The Helm chart wires all of these automatically from values.yaml::otelCollector.enabled — operators don't set the env vars individually.

Web (@klaxon/web)

Vite env vars, baked at build time:

  • VITE_OTEL_ENDPOINT — OTLP/HTTP base URL. Defaults to /otel, i.e. same origin as the web UI (ingress routes /otel/* to the Collector).
  • VITE_APP_VERSION — populated from your CI build ID, becomes service.version.

Local dev: the Vite config proxies /otel to localhost:4318 so pnpm --filter @klaxon/web dev works against docker compose up -d without CORS gymnastics.

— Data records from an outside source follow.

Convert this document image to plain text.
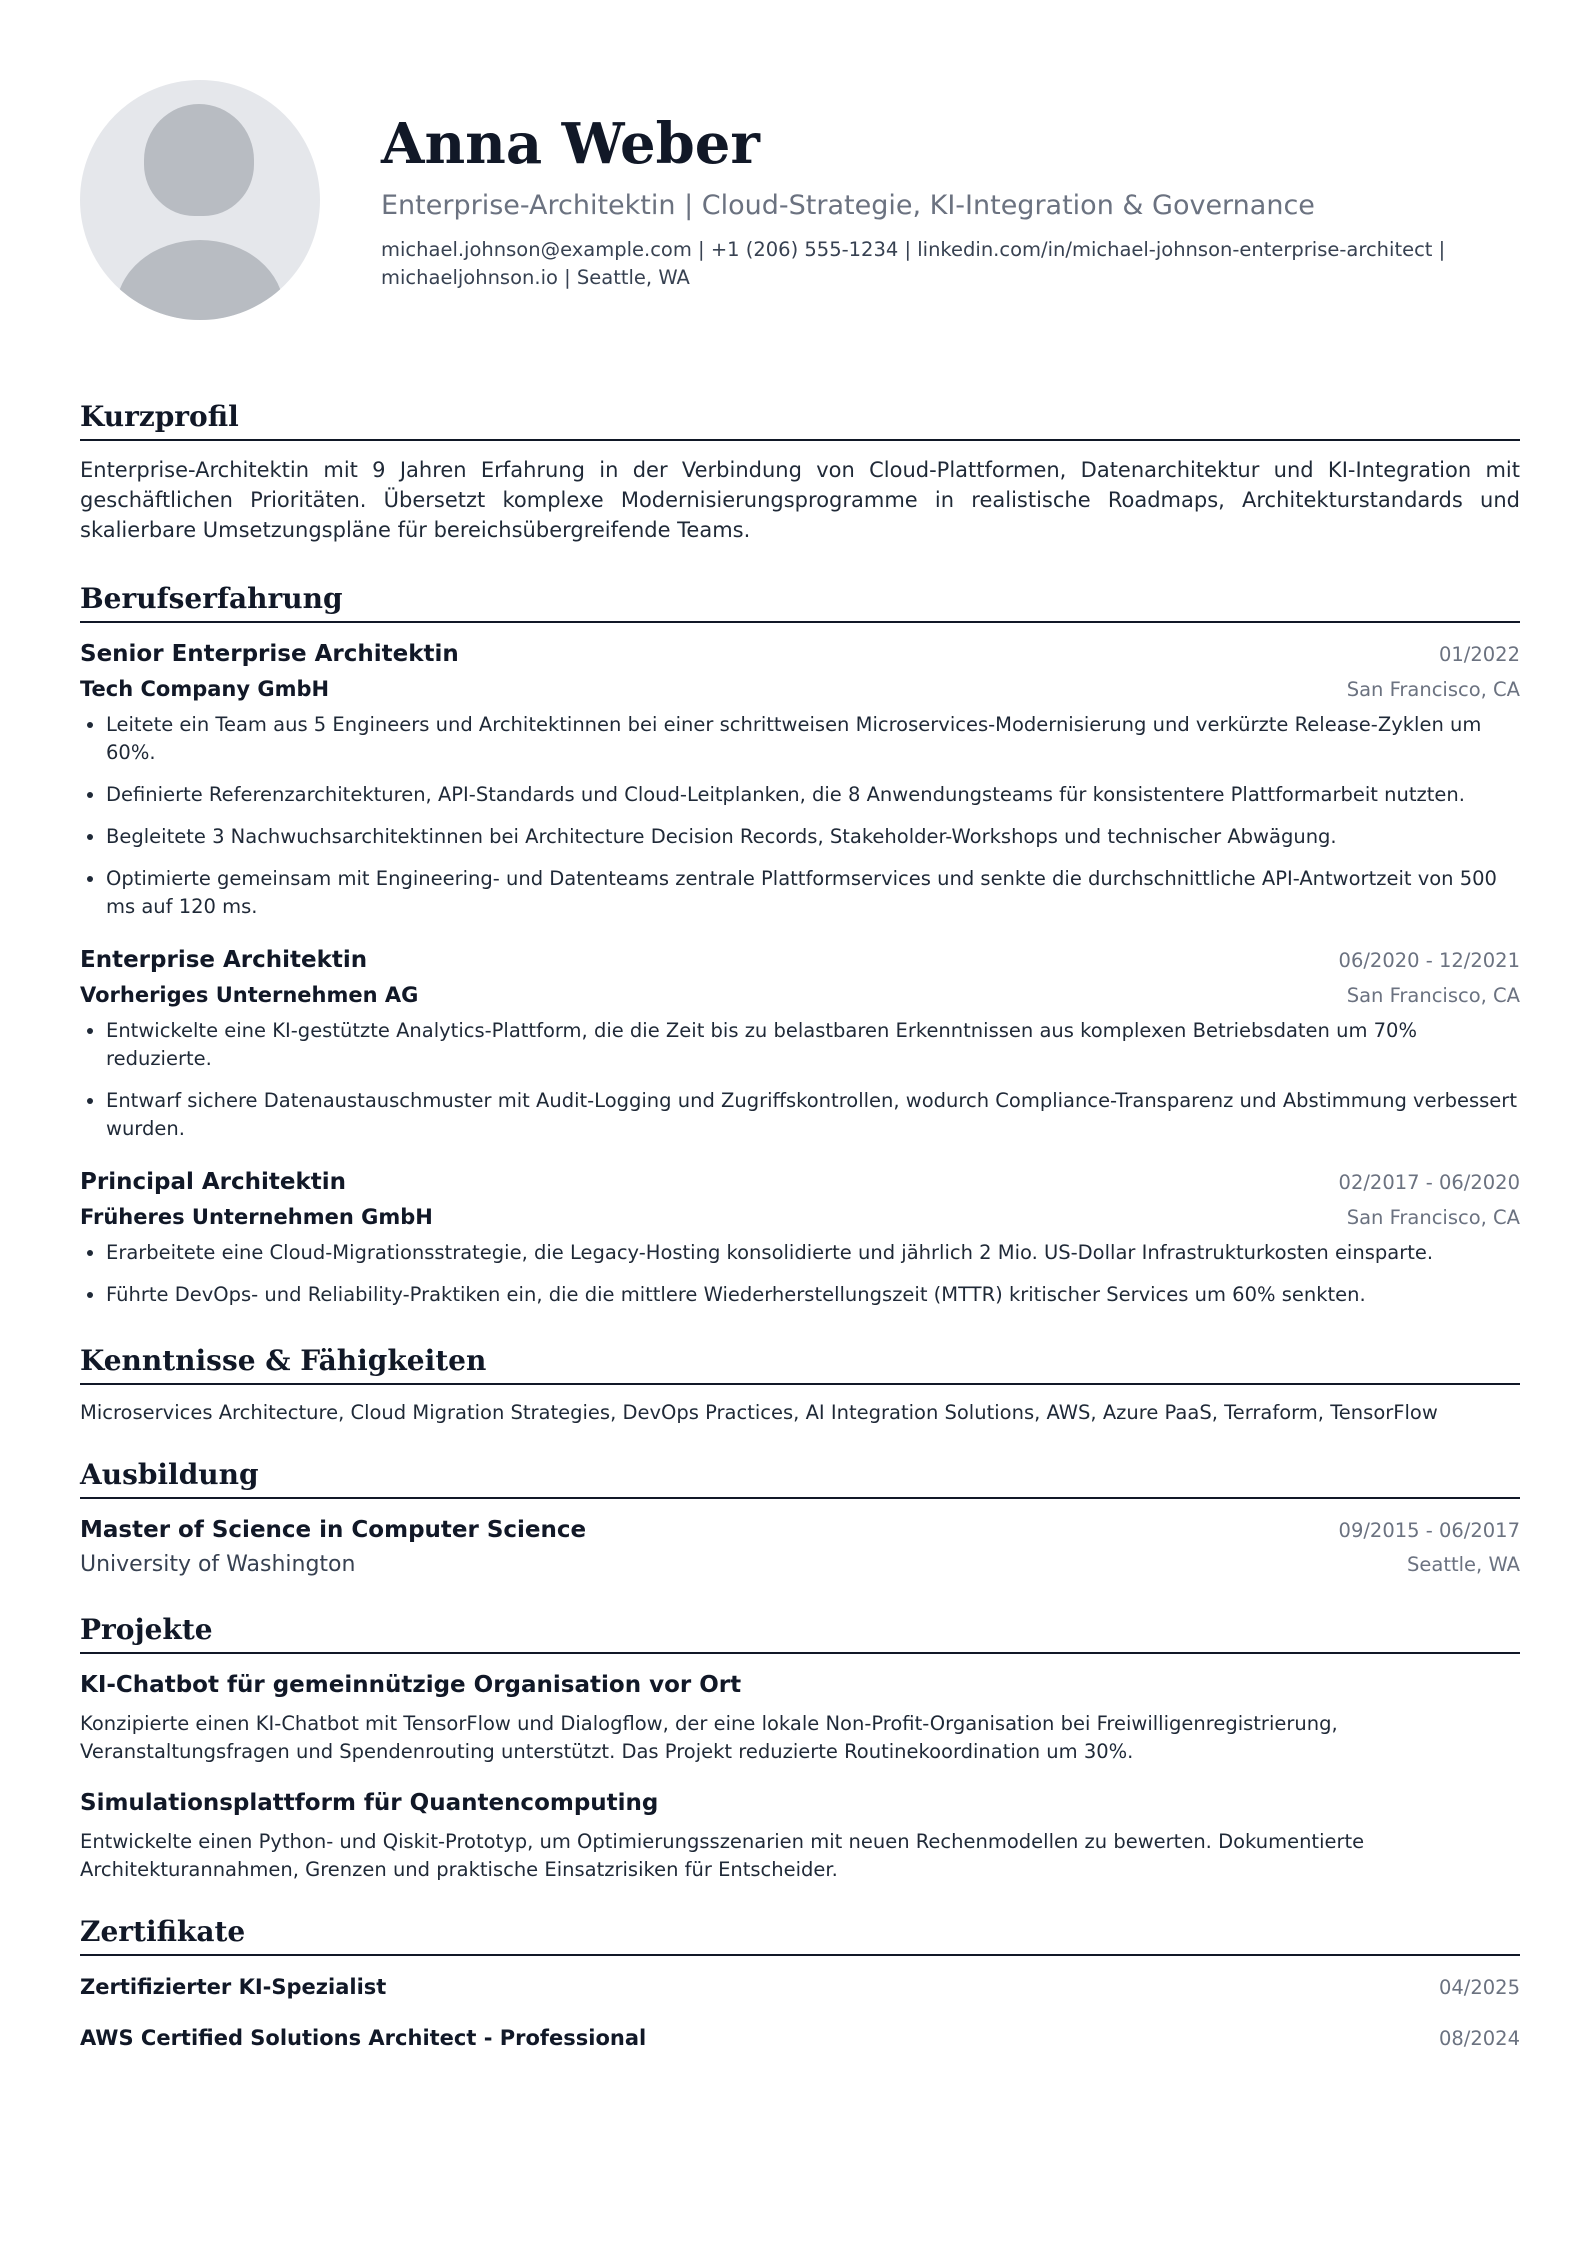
Anna Weber
Enterprise-Architektin | Cloud-Strategie, KI-Integration & Governance
michael.johnson@example.com | +1 (206) 555-1234 | linkedin.com/in/michael-johnson-enterprise-architect |
michaeljohnson.io | Seattle, WA
Kurzprofil

Enterprise-Architektin mit 9 Jahren Erfahrung in der Verbindung von Cloud-Plattformen, Datenarchitektur und KI-Integration mit geschäftlichen Prioritäten. Übersetzt komplexe Modernisierungsprogramme in realistische Roadmaps, Architekturstandards und skalierbare Umsetzungspläne für bereichsübergreifende Teams.

Berufserfahrung
Senior Enterprise Architektin	01/2022
Tech Company GmbH	San Francisco, CA
• Leitete ein Team aus 5 Engineers und Architektinnen bei einer schrittweisen Microservices-Modernisierung und verkürzte Release-Zyklen um 60%.
• Definierte Referenzarchitekturen, API-Standards und Cloud-Leitplanken, die 8 Anwendungsteams für konsistentere Plattformarbeit nutzten.
• Begleitete 3 Nachwuchsarchitektinnen bei Architecture Decision Records, Stakeholder-Workshops und technischer Abwägung.
• Optimierte gemeinsam mit Engineering- und Datenteams zentrale Plattformservices und senkte die durchschnittliche API-Antwortzeit von 500 ms auf 120 ms.
Enterprise Architektin	06/2020 - 12/2021
Vorheriges Unternehmen AG	San Francisco, CA
• Entwickelte eine KI-gestützte Analytics-Plattform, die die Zeit bis zu belastbaren Erkenntnissen aus komplexen Betriebsdaten um 70% reduzierte.
• Entwarf sichere Datenaustauschmuster mit Audit-Logging und Zugriffskontrollen, wodurch Compliance-Transparenz und Abstimmung verbessert wurden.
Principal Architektin	02/2017 - 06/2020
Früheres Unternehmen GmbH	San Francisco, CA
• Erarbeitete eine Cloud-Migrationsstrategie, die Legacy-Hosting konsolidierte und jährlich 2 Mio. US-Dollar Infrastrukturkosten einsparte.
• Führte DevOps- und Reliability-Praktiken ein, die die mittlere Wiederherstellungszeit (MTTR) kritischer Services um 60% senkten.
Kenntnisse & Fähigkeiten

Microservices Architecture, Cloud Migration Strategies, DevOps Practices, AI Integration Solutions, AWS, Azure PaaS, Terraform, TensorFlow

Ausbildung
Master of Science in Computer Science	09/2015 - 06/2017
University of Washington	Seattle, WA
Projekte
KI-Chatbot für gemeinnützige Organisation vor Ort

Konzipierte einen KI-Chatbot mit TensorFlow und Dialogflow, der eine lokale Non-Profit-Organisation bei Freiwilligenregistrierung, Veranstaltungsfragen und Spendenrouting unterstützt. Das Projekt reduzierte Routinekoordination um 30%.

Simulationsplattform für Quantencomputing

Entwickelte einen Python- und Qiskit-Prototyp, um Optimierungsszenarien mit neuen Rechenmodellen zu bewerten. Dokumentierte Architekturannahmen, Grenzen und praktische Einsatzrisiken für Entscheider.

Zertifikate
Zertifizierter KI-Spezialist	04/2025
AWS Certified Solutions Architect - Professional	08/2024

Mobile (klaxon-mobile, Expo)

Expo EXPO_PUBLIC_* env vars, baked at EAS build time:

  • EXPO_PUBLIC_OTEL_ENDPOINT — OTLP/HTTP base URL, e.g. https://klaxon.sh/otel. Defaults to http://localhost:4318 for expo start.
  • EXPO_PUBLIC_ENVIRONMENT — becomes deployment.environment.

OneUptime setup

  1. Create (or open) a OneUptime project and navigate to Settings → Telemetry.

  2. Copy the OTLP ingestion URL (typically https://oneuptime.com/otlp for OneUptime Cloud) and the project token.

  3. Populate the Helm values:

    yaml
    secrets:
      oneuptimeOtlpEndpoint: "https://oneuptime.com/otlp"
      oneuptimeOtlpToken: "<your project token>"

    Or via Pulumi:

    bash
    pulumi config set klaxon:oneuptimeOtlpEndpoint https://oneuptime.com/otlp
    pulumi config set --secret klaxon:oneuptimeOtlpToken <your token>
  4. helm upgrade --install klaxon deploy/helm/klaxon -f values.yaml.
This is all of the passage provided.